The chair of trustees at the Merchant Navy Officers Pension Fund explains why, some 20-plus years after the idea was first mooted, a permanent, independent pensions commission is still needed.
"An organisation, independent of government, needs to have lead responsibility for accumulating, analysing and publishing information about current and future pension provision and its implications for pensions policy."
I don't imagine many in the pensions sector would argue with the logic and appeal of this recommendation.
What might raise eyebrows is the fact that this conclusion was published in a report, compiled by the Pension Provision Group (PPG), set up by the recently elected Labour government way back in June 1998. It made sense then, and it makes sense now. But 26 years on, it still hasn't happened.
In fact, many of the issues identified by the PPG, and the wider Pensions Review, to which its findings contributed, have not only persisted over the intervening quarter century but, in some cases, worsened. The Pensions Review of the late 1990s sought to address ten challenges, including "to strike the right balance between the generations" and "to tackle the growth in pensioner inequality".
However well intentioned, subsequent pensions policy has all too evidently failed to tick either of those particular boxes. A briefing on the widening wealth gap between generations, published last September by the International Longevity Centre, revealed "a startling decline in the share of wealth held by those under 40".
The Blair government did, of course, go on to appoint an independent pensions commission under Adair Turner, and to introduce legislation on its key finding in the form of auto-enrolment, which was subsequently implemented under the coalition government – a mere 15 years after the PPG was set up.
But what emerges from even a cursory read through the PPG's 26-year-old report – We All Need Pensions: The Prospects for Pension Provision – is a sense that so many of the challenges and issues it identifies remain today.
If we knew about the problems that were looming in the late 1990s, why has so little been done – at least in terms of public policy? Probably because ministers across the political spectrum have always been highly resistant to the idea of relinquishing any responsibility for policy to anyone else - regardless of their qualifications or expertise.
In one sense, that reluctance is understandable. Politicians are elected to devise and implement policies in the interests of their constituents. To hand that job over to the industry they have been elected to oversee could be seen as undemocratic - especially in an area like pensions, where billions of pounds of taxpayers' money is at stake.
But in the early noughties, numerous voices, including the National Association of Pension Funds (now the Pensions and Lifetime Savings Association), Trades Union Congress, Age Concern and the Turner Commission itself, urged the creation of a permanent, independent pensions commission.
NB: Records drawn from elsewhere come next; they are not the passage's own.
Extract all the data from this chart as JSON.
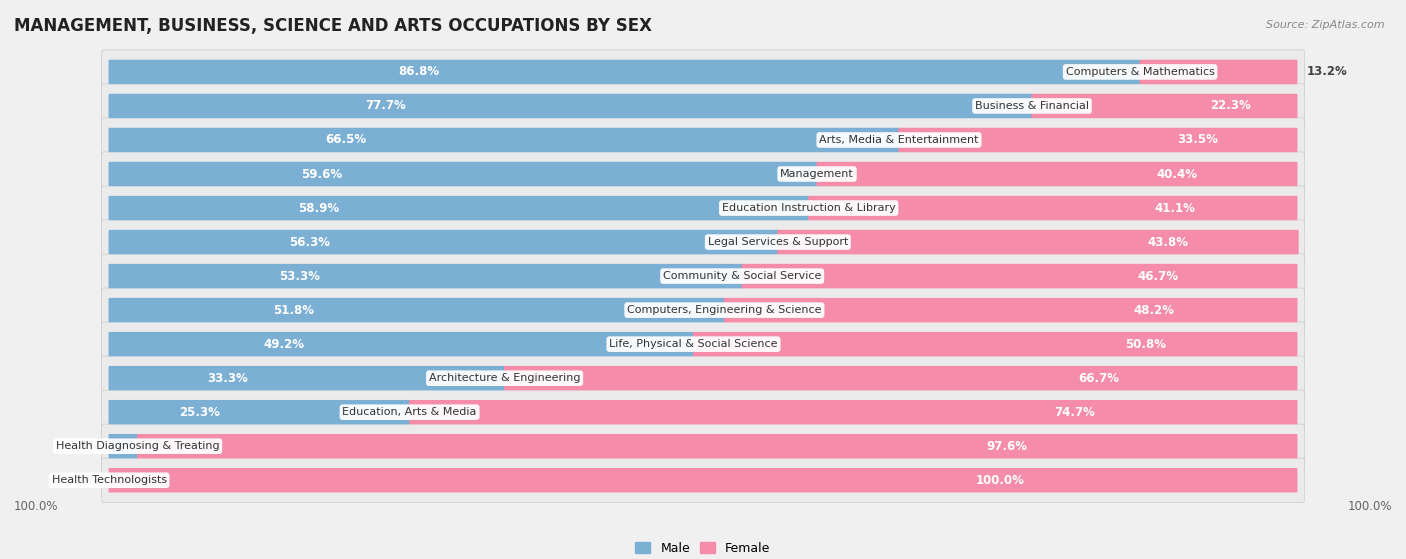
{
  "title": "MANAGEMENT, BUSINESS, SCIENCE AND ARTS OCCUPATIONS BY SEX",
  "source": "Source: ZipAtlas.com",
  "categories": [
    "Computers & Mathematics",
    "Business & Financial",
    "Arts, Media & Entertainment",
    "Management",
    "Education Instruction & Library",
    "Legal Services & Support",
    "Community & Social Service",
    "Computers, Engineering & Science",
    "Life, Physical & Social Science",
    "Architecture & Engineering",
    "Education, Arts & Media",
    "Health Diagnosing & Treating",
    "Health Technologists"
  ],
  "male_pct": [
    86.8,
    77.7,
    66.5,
    59.6,
    58.9,
    56.3,
    53.3,
    51.8,
    49.2,
    33.3,
    25.3,
    2.4,
    0.0
  ],
  "female_pct": [
    13.2,
    22.3,
    33.5,
    40.4,
    41.1,
    43.8,
    46.7,
    48.2,
    50.8,
    66.7,
    74.7,
    97.6,
    100.0
  ],
  "male_color": "#7bafd4",
  "female_color": "#f48caa",
  "background_color": "#f0f0f0",
  "row_bg_color": "#ffffff",
  "row_alt_color": "#e8e8e8",
  "legend_male": "Male",
  "legend_female": "Female",
  "title_fontsize": 12,
  "label_fontsize": 8.5,
  "category_fontsize": 8,
  "bar_height": 0.62,
  "bottom_labels": [
    "100.0%",
    "100.0%"
  ]
}
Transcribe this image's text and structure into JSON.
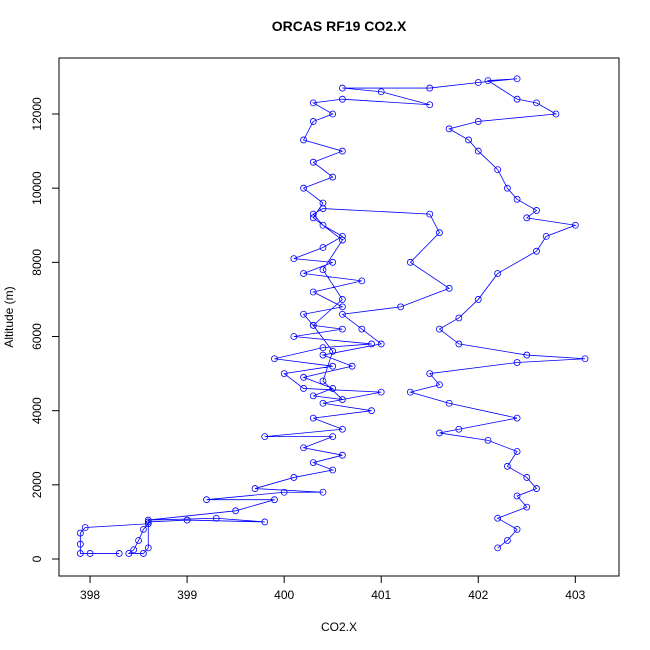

Such a body, made up of representatives of the pensions industry, employers, members, academia and the voluntary sector, would provide an ongoing assessment of the strengths and weaknesses of the pensions system. It would not have policy making powers, thereby addressing the concerns of those worried about democratic accountability. It would, however, report regularly to the government and where necessary make policy recommendations addressing the issues it has identified, and ministers would have to publish their response.
You probably wouldn't be surprised if I said that one of the other stated aims of the Pensions Review was to "review the current state of the pensions and retirement savings landscape… [and] to evaluate whether the current framework will deliver sustainable retirement incomes for individuals".
But that phrase doesn't appear in the Pensions Review. It's actually taken from Labour's Plan for Financial Services, published in January this year.
I have no quarrel with that idea. But if an organisation along the lines proposed over twenty years ago had been set up at the time, such a review would be unnecessary. We would have had an ongoing vehicle for reviewing the retirement savings landscape throughout the last two decades, and effective, well-thought-out policy could have been implemented on the back of it.
The philosopher George Santayana famously observed that "those who cannot remember the past are condemned to repeat it". He probably didn't have the UK pensions system in mind, but whoever holds responsibility for pensions policy in the coming years would do well to heed his warning.